The latest such tool, from Fraunhofer Institute for Manufacturing Engineering and Automation IPA and Weber Instrumente GmbH in Stuttgart, Germany, which, as MedGadget noted, is similar to the digital torque wrench a mechanic might use to fix your car. It's actually a smart handle that can be attached to surgical screwdrivers or surgical spreaders. Sensors in the handle measure the force being applied and tell the surgeon whether they can safely tighten a screw more or insert a tool more deeply -- specifically, the handle lights up when it reaches optimal torsion.
It's more complicated to make a smart surgical device than, for instance, a mechanic's wrench, because surgical tools need to be sterile. There can't be any seam or hole where germs can fester, and the whole device needs to be able to be sterilized. Fraunhofer's handle charges wirelessly with no plug and the electronics can be switched off so the device can be safely heated up to 134 degrees Celsius. The handle also records the force data and can transmit it to a computer, allowing the surgical process to be documented for research or training.
Another technology, developed this past summer at Johns Hopkins, was designed to aid surgeons in operations involving very small movements - like eye surgery.
"The retina is about 250 microns thick and very fragile," Kristi Birch writes in the Johns Hopkins Engineering Magazine. "Some scar tissue is no more than 3 microns thick and transparent to boot. And when even a good eye surgeon can have 40 microns of hand tremor that must be compensated for, removing the scar tissue is very difficult and not always successful. Surgeons sometimes have had to accept small areas of injury in order to recover larger or more vision-critical areas of the retina."
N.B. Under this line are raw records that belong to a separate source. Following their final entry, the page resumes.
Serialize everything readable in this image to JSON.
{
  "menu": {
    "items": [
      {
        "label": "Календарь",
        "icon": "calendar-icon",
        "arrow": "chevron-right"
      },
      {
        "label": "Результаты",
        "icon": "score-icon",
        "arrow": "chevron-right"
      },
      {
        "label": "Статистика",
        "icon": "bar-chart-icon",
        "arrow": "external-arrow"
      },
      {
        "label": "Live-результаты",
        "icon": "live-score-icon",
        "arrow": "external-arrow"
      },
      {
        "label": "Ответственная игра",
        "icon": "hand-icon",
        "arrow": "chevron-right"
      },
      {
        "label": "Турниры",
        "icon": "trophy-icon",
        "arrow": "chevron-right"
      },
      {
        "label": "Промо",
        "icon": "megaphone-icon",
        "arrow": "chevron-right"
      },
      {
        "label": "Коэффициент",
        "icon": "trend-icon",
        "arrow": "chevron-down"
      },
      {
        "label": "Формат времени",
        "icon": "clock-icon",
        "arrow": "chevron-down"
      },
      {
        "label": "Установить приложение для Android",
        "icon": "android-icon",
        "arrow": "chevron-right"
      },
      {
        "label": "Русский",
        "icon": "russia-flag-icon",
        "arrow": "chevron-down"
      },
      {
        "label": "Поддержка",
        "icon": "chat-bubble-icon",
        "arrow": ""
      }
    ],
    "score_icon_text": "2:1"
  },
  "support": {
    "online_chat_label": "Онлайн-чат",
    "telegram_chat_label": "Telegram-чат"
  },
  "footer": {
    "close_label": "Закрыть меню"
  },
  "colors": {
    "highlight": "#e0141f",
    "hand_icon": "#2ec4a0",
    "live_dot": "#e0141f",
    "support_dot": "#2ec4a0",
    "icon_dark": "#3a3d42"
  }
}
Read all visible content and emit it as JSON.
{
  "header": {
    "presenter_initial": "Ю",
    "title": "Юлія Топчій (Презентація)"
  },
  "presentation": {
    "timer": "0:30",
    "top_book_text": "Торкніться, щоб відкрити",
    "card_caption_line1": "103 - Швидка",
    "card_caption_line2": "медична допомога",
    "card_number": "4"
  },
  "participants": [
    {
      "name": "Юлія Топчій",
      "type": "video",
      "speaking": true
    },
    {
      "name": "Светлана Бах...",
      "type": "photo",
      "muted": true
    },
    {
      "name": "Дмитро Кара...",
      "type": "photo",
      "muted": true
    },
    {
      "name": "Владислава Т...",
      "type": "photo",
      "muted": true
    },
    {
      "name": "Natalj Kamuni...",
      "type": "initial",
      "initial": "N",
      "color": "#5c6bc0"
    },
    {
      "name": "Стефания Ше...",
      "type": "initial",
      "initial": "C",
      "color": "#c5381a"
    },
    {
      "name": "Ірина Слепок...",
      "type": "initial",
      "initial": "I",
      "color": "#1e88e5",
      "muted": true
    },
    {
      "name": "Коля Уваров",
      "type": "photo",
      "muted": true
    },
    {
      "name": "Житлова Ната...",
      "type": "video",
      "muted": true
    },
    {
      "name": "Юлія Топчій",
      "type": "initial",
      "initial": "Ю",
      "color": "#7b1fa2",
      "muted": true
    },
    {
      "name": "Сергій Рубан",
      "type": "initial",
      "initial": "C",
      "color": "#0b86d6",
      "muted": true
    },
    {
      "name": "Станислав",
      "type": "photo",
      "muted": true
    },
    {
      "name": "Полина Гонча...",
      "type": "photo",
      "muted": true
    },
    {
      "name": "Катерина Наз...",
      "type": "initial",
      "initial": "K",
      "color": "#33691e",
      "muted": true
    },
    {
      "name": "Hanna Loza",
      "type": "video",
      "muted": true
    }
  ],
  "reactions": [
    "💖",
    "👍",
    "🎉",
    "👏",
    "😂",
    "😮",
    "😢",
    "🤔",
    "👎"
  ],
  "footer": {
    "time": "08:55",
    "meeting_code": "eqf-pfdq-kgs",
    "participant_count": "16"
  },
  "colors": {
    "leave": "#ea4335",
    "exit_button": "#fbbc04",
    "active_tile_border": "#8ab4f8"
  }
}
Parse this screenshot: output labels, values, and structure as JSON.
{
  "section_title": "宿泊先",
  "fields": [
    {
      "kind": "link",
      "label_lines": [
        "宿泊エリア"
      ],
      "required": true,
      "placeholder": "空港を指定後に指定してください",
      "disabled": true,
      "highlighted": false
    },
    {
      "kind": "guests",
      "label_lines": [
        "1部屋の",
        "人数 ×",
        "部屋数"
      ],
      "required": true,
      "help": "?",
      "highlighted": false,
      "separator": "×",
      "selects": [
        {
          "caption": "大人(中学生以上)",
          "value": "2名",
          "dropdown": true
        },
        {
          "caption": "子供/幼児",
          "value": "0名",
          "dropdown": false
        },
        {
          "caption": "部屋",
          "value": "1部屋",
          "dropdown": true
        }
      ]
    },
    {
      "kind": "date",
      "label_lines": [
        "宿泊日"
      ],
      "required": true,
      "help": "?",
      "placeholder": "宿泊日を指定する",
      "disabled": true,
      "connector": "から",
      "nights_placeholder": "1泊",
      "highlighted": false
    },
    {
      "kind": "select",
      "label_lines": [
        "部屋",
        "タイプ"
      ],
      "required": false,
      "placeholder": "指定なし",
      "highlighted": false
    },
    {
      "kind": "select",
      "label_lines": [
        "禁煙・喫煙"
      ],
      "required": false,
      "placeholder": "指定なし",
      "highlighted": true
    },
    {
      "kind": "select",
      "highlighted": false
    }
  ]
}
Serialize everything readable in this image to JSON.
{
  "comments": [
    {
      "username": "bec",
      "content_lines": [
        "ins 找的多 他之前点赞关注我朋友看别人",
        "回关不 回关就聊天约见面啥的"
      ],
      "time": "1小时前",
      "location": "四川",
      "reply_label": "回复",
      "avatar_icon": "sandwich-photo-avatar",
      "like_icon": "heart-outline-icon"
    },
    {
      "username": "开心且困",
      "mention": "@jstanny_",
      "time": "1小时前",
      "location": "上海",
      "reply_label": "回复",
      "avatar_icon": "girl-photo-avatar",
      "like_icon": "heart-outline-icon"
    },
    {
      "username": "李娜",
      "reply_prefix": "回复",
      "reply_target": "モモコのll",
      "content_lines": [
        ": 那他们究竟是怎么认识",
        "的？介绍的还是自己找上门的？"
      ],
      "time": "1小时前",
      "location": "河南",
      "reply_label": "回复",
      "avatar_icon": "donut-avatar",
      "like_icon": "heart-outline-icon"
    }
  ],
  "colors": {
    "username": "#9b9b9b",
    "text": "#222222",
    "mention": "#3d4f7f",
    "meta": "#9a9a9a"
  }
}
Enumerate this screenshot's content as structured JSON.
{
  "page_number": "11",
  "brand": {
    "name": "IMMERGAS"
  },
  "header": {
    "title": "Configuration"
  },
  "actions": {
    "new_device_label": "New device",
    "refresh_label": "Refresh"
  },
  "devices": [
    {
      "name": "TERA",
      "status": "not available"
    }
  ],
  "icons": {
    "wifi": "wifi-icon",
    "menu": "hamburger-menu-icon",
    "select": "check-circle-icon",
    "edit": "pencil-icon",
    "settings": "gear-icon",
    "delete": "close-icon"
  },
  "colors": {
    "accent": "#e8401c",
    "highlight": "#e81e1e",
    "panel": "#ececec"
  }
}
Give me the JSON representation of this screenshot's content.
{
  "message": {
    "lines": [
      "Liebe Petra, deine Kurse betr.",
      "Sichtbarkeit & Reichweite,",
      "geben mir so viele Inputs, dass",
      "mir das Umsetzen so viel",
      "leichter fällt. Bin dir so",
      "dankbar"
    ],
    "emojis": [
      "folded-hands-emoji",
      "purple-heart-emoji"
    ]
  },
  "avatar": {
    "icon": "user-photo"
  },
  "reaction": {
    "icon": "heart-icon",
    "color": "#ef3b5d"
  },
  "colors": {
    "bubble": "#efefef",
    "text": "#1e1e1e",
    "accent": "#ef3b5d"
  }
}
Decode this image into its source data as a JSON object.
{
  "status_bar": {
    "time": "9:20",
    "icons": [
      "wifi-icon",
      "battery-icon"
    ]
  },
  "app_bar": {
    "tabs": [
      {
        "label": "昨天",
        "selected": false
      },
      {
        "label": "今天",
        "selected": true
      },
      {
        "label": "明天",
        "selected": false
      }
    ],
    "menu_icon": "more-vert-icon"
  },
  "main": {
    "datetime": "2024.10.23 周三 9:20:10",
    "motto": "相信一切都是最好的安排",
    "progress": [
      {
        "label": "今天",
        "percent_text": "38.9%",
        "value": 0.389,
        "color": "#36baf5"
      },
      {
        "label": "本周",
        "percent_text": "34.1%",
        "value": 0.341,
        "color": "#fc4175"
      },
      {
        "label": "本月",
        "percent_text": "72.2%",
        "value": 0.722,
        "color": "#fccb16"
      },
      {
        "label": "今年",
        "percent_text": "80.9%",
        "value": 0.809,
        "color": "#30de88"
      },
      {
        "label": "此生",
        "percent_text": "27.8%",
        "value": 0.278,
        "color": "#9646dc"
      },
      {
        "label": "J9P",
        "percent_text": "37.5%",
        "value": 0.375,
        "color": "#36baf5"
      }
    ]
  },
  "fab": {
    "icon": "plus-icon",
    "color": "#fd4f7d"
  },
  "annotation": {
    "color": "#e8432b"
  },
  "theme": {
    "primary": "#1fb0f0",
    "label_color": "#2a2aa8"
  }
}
Like the smart handle, the tool developed by Jin Kang is a module that can be attached to different surgical tool tips. Using a laser probe and a motor, the tool compensates for a surgeons involuntary hand movements, holding the tool steady even during extremely precise surgery.
One more technology moves beyond tools as we know them entirely, making the surgeon's hand itself into a smart device. As reported in the Daily Mail, electronic fingertip sensors developed by researchers from University of Illinois at Urbana-Champaign, Northwestern University and Dalian University of Technology can be built into surgical gloves, allowing surgeons to detect data like temperature and connectivity. The gloves could allow surgeons to perform heat-based ablation from their fingertips or even obtain ultrasound imagery of the tissue. The gloves were written up in the journal Nanotechnology last August.